The dining experience is another way that assisted living communities and skilled nursing facilities can differentiate themselves, Olson says — an important point because meals can be the highlight in the daily life of an elderly person with declining physical abilities. Where her mother lives, “they go over backwards to let them have what they really would like to eat,” whether it be vegetarian meals, as her mother prefers, or something that's not on the menu. “The food is delicious,” Olson says. “I'm absolutely astounded at how good it is.”
 

Another lesson Olson says she has learned the hard way? Look beyond looks. An assisted living community where her mother previously lived “was one of the most beautiful places I had ever seen,” she says. The people who operated the small facility, however, “focused on keeping people in bed so they didn't have to do anything,” Olson says.
 

The place her mother lives now, her third senior living residence, is an older nursing home operated by the county in which it is located and, although it probably wouldn't win a beauty contest, it is “as good as you're going to get in an institution the United States,” she says. The nursing home holds care-planning meetings with family members every six weeks — something others are supposed to do but often don't, Olson says, and activities are “constant and interesting.”
 

Olson knows that there are high-quality assisted living communities out there — for-profit, not-for-profit, multisite chains and single-site facilities. Her 101-year-old mother-in-law is receiving great care and participating in the many activities at the community where she lives, she says.
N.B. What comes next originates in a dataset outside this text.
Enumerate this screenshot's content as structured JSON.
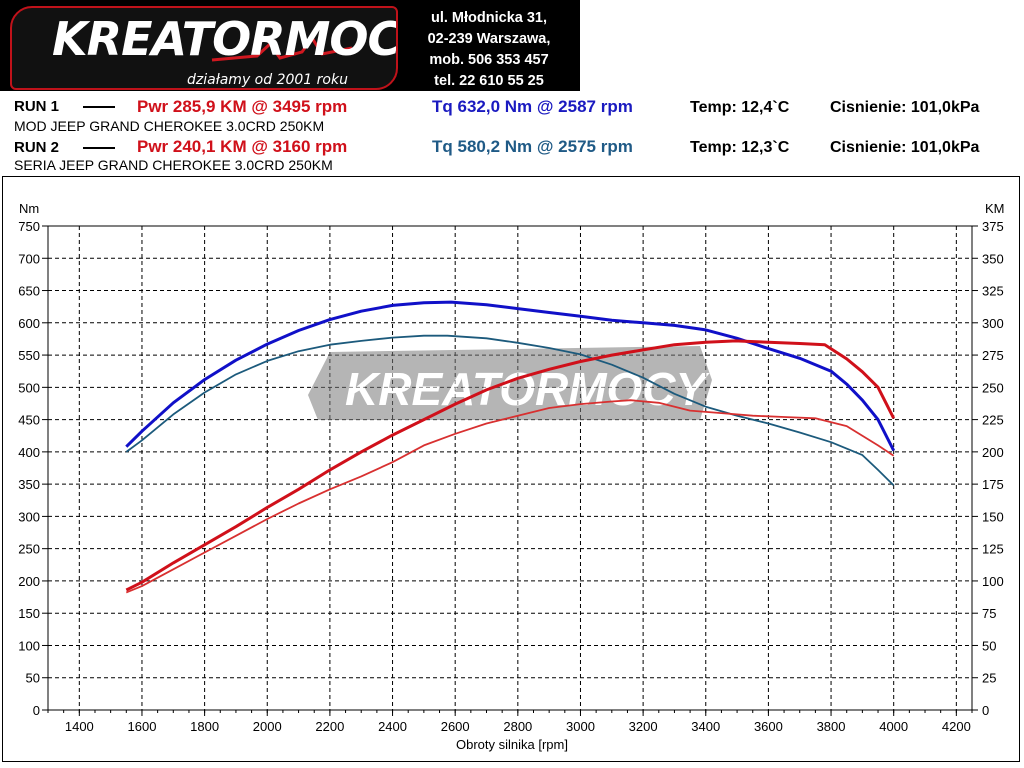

And Olson believes that operators that receive government funding would benefit from more of it.
 

But the professor also knows that many of her opinions and suggestions might not be shared or appreciated by some senior living owners and operators. More assisted living inspections are needed in some states, for instance, she believes, although she also maintains that senior living leaders should be focused on more than simply meeting minimum standards.
 

And she is not a fan of private equity ownership. “The model of a private equity firm is to extract as much money as you can out of whatever they have, and then sell it at a profit, and to me, that's antithetical to good care,” Olson says.
 

And she believes that a mandatory, government-run insurance program for long-term services and supports is needed to broaden the risk pool. “In my view, from everything I've read, I don't see how anybody could still be proposing private insurance,” Olson says. Issues related to private long-term care insurance, in her opinion, are that it is not affordable for the average person, is not very useful because of qualifying criteria and elimination periods, and as a whole will be unable to meet the needs of a growing population of adults who are living longer.
 

Whether or not you agree with Olson, however, you would be smart to take her seriously. You can be certain that policymakers and your potential residents and their family members will. Many of them will be reading her latest book, “Elder Care Journey: A View from the Front Lines,” which details her experience, the issues she has encountered and the solutions she proposes.